Soldiers from a number of former Soviet republics and allied countries including Mongolia and Serbia were among the 14,000 troops taking part.

But the usual march by civilians carrying portraits of relatives who served in the war, known as the “immortal regiment,” could not be held due to fears about the virus, with Russia reporting more than 7,000 new cases a day this week.

Mr Putin said it was “impossible to imagine what would have happened to the world if the Red Army did not stand up in its defence.

“It was our people who were able to overcome a terrible, total evil,” he declared.

“This is the main, honest, and in no way unclear, truth about the war. We must protect and defend it, pass it on to our children, grandchildren and great-grandchildren,” he said, a reference to attempts to rewrite the history of the war to portray the Soviet Union as an aggressor in documents like the European Parliament’s “On the Importance of European Remembrance for the Future of Europe.”

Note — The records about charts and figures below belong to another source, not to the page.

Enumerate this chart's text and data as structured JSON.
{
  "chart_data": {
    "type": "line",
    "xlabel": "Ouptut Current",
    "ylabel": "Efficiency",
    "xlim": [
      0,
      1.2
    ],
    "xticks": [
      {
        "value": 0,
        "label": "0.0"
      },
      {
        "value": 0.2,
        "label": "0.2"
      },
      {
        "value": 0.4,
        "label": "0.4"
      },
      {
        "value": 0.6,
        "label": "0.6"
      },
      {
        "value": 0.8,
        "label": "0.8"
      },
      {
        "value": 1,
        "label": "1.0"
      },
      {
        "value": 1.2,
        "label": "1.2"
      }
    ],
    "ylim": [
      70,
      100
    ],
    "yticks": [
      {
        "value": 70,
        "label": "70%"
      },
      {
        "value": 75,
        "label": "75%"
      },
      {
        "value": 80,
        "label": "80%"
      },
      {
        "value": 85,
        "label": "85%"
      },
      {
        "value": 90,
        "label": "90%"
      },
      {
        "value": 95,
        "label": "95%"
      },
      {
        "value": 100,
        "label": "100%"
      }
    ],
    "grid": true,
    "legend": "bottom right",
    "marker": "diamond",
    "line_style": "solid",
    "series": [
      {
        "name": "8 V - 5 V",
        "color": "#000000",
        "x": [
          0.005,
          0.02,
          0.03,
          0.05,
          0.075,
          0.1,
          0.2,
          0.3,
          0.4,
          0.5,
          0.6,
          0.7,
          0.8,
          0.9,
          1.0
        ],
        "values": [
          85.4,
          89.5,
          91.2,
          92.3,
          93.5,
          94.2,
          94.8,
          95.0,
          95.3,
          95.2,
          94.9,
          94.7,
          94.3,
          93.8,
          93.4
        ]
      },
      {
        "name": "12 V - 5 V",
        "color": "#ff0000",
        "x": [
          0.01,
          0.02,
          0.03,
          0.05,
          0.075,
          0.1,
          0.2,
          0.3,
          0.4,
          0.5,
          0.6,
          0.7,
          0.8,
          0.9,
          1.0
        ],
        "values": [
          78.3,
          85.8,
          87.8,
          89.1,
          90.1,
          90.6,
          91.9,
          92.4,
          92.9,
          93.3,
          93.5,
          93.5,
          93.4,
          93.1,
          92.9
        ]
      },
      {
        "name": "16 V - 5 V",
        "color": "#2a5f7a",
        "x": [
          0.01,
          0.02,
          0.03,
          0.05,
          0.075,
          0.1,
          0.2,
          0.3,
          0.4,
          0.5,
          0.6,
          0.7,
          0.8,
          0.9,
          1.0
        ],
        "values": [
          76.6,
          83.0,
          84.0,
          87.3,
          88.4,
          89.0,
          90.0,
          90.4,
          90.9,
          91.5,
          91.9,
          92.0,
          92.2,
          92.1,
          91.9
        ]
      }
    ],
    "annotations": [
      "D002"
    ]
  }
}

The Soviet Union made the biggest contribution to the defeat of Nazi Germany in the second world war, responsible for approximately 80 per cent of German military casualties overall and suffering 27 million deaths.

British wartime leader Winston Churchill acknowledged that “the Red Army tore the guts out of the Nazi war machine.”

The parade in 1945 was the largest in Russian history, with over 40,000 soldiers taking part, and was led by Soviet military commander Marshal Georgi Zhukov.

Troops threw the banners of defeated Nazi units, including that of Hitler’s personal bodyguard, at the feet of Soviet leader Joseph Stalin, who presided from atop the Lenin Mausoleum.